I HAD heard of Andalucia’s second spring but not paid much attention, semiconsciously filing it away in the mental drawer where curiosities such as the Gulf Stream’s effect on Ullapool are stored. A more methodical person might label this drawer “Questionable phenomena to be taken with a pinch of sea salt” . . .
There might be a sound scientific basis to some of these things, but ever since my father whisked our family to the north-west of Scotland during the 1960s, in a primrose yellow Anglia Estate, I have come across numerous examples of tourist destinations between Cape Wrath and Cornwall attributing their temperate microclimates – and therefore their suitability as holiday hotspots – to the effects of the Gulf Stream.
Andalucia’s second spring sounded like a similar marvel – a sort of burning bush and garden of Eden rolled into one, so into the drawer it went. And there it would have stayed.
But . . .
The second spring has suddenly sprung. I am mightily impressed – as well as a tiny bit abashed at my haste to dismiss it so readily.
When we arrived in Andalucia in July, the earth was a vast, semi-parched deadness. Now, following a couple of boisterous thunderstorms and a cooling of temperatures, brown grasses are suddenly a rich Irish green and birds are singing. I need to ring someone in Ullapool to ask if coconuts are being washed up on the tideline.

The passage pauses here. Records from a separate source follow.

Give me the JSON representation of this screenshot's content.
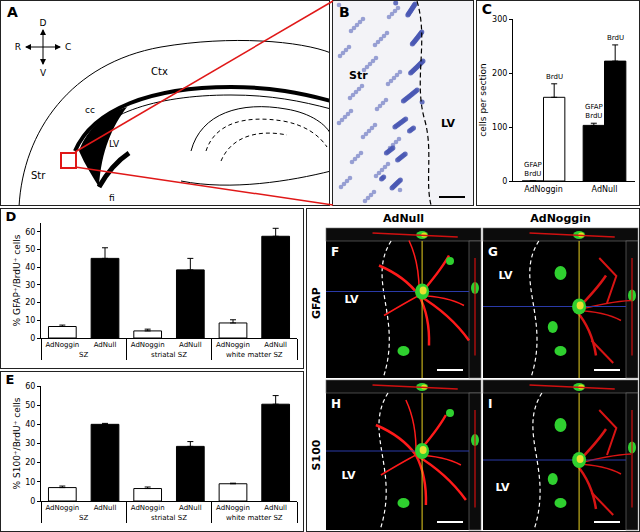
{
  "chart_data": [
    {
      "title": "C",
      "type": "bar",
      "ylabel": "cells per section",
      "categories": [
        "AdNoggin",
        "AdNull"
      ],
      "series": [
        {
          "name": "GFAP\nBrdU",
          "colors": [
            "#ffffff",
            "#000000"
          ],
          "values": [
            0,
            103
          ],
          "errors": [
            0,
            4
          ]
        },
        {
          "name": "BrdU",
          "colors": [
            "#ffffff",
            "#000000"
          ],
          "values": [
            155,
            222
          ],
          "errors": [
            25,
            30
          ]
        }
      ],
      "ylim": [
        0,
        300
      ],
      "yticks": [
        0,
        100,
        200,
        300
      ]
    },
    {
      "title": "D",
      "type": "bar",
      "ylabel": "% GFAP⁺/BrdU⁺ cells",
      "categories": [
        "SZ",
        "striatal SZ",
        "white matter SZ"
      ],
      "series": [
        {
          "name": "AdNoggin",
          "color": "#ffffff",
          "values": [
            6.5,
            4,
            8.5
          ],
          "errors": [
            0.8,
            1,
            1.8
          ]
        },
        {
          "name": "AdNull",
          "color": "#000000",
          "values": [
            45,
            38.5,
            57.5
          ],
          "errors": [
            6,
            6.5,
            4.5
          ]
        }
      ],
      "ylim": [
        0,
        65
      ],
      "yticks": [
        0,
        10,
        20,
        30,
        40,
        50,
        60
      ]
    },
    {
      "title": "E",
      "type": "bar",
      "ylabel": "% S100⁺/BrdU⁺ cells",
      "categories": [
        "SZ",
        "striatal SZ",
        "white matter SZ"
      ],
      "series": [
        {
          "name": "AdNoggin",
          "color": "#ffffff",
          "values": [
            7,
            6.5,
            9
          ],
          "errors": [
            0.8,
            0.8,
            0.3
          ]
        },
        {
          "name": "AdNull",
          "color": "#000000",
          "values": [
            40,
            28.5,
            50.5
          ],
          "errors": [
            0.5,
            2.5,
            4.5
          ]
        }
      ],
      "ylim": [
        0,
        60
      ],
      "yticks": [
        0,
        10,
        20,
        30,
        40,
        50,
        60
      ]
    }
  ],
  "figure_panels": {
    "panel_A": {
      "letter": "A",
      "compass": {
        "up": "D",
        "down": "V",
        "left": "R",
        "right": "C"
      },
      "regions": {
        "cortex": "Ctx",
        "corpus_callosum": "cc",
        "striatum": "Str",
        "ventricle": "LV",
        "fimbria": "fi"
      }
    },
    "panel_B": {
      "letter": "B",
      "regions": {
        "striatum": "Str",
        "ventricle": "LV"
      }
    },
    "panels_F_to_I": {
      "columns": [
        "AdNull",
        "AdNoggin"
      ],
      "rows": [
        "GFAP",
        "S100"
      ],
      "letters": [
        [
          "F",
          "G"
        ],
        [
          "H",
          "I"
        ]
      ],
      "ventricle": "LV"
    }
  }
}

The second spring is strangely entrancing because it is accompanied by autumn colours and ripening fruits. The grass might be green but the leaves of certain trees are turning gold and brown. Plump olives are mutating through shades of red and black. Oranges are changing from green to, well, orange.
And that’s the phenomenon of Andalucia’s second spring. It actually exists. Perhaps it’s caused by the Gulf Stream.